Yargıtay Hukuk Genel Kurulu, 19.6.2015 T. ve 2013/18-2352 E. 2015/1710 K. Sayılı kararında da özetle; TMK madde 321 gereği ana ve babası evli iken doğan çocuğun babasının soyadını taşıyacağı, çocuğun başka bir soyadı almasının mümkün olmadığını belirtmiştir.
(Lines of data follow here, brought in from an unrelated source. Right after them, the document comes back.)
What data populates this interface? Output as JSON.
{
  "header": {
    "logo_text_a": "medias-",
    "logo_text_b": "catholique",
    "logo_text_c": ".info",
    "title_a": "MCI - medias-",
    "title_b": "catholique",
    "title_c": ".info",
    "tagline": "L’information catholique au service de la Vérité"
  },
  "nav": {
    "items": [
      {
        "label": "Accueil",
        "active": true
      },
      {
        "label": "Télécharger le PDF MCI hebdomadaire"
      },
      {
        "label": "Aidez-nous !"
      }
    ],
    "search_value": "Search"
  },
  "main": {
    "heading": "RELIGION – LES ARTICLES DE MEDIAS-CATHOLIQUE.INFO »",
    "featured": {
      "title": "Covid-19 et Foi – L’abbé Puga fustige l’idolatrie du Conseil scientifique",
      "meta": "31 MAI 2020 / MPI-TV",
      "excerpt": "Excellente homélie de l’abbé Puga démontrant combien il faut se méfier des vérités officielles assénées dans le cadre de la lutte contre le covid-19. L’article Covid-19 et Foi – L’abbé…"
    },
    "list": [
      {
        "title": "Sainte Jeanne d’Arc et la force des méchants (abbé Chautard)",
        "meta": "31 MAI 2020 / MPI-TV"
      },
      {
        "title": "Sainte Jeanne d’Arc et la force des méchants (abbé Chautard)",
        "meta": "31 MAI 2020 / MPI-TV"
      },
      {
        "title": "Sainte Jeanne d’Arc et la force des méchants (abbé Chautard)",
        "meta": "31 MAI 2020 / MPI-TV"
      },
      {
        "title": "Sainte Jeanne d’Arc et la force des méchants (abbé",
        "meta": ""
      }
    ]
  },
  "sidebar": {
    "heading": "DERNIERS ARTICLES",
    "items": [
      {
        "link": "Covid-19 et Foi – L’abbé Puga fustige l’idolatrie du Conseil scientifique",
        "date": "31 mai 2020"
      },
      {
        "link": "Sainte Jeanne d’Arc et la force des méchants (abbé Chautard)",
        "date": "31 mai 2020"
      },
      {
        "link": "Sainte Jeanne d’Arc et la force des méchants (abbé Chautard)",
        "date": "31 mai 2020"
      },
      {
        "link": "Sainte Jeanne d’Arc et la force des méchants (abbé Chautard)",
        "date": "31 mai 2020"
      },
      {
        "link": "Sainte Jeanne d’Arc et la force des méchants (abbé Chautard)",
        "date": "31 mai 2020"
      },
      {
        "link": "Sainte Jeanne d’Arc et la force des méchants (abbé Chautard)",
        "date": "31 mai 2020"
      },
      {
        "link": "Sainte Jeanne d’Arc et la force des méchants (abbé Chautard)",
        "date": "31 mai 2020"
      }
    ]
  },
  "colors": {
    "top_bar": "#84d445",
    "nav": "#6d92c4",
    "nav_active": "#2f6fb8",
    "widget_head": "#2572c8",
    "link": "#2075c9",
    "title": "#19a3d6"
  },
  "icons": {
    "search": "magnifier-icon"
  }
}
Soyadı Kanunu’nun 4. Maddesi’nin, ilk defa soyadı alınması ile ilgili düzenlemeler içerdiğine, ana ve babanın boşanmasından sonra annenin, çocuğun soyadının kendi soyadı ile değiştirilmesi taleplerinde, bu maddenin uygulanmayacağına karar vermiştir.

YHGK kararları özetle, boşanma sonrası velayet hakkı kendisine tevdii edilen annenin, küçüğün soyadını kendi soyadı ile değiştirmesinin mümkün olmadığına karar vermiştir.

III. Anayasa Mahkemesi, boşanma sonrası velayet hakkı anneye verilen çocuğun soyadı konusunda açık bir düzenleme olmadığını belirterek, talebi reddedilen başvurucu hakkında hak ihlali kararı vermiştir.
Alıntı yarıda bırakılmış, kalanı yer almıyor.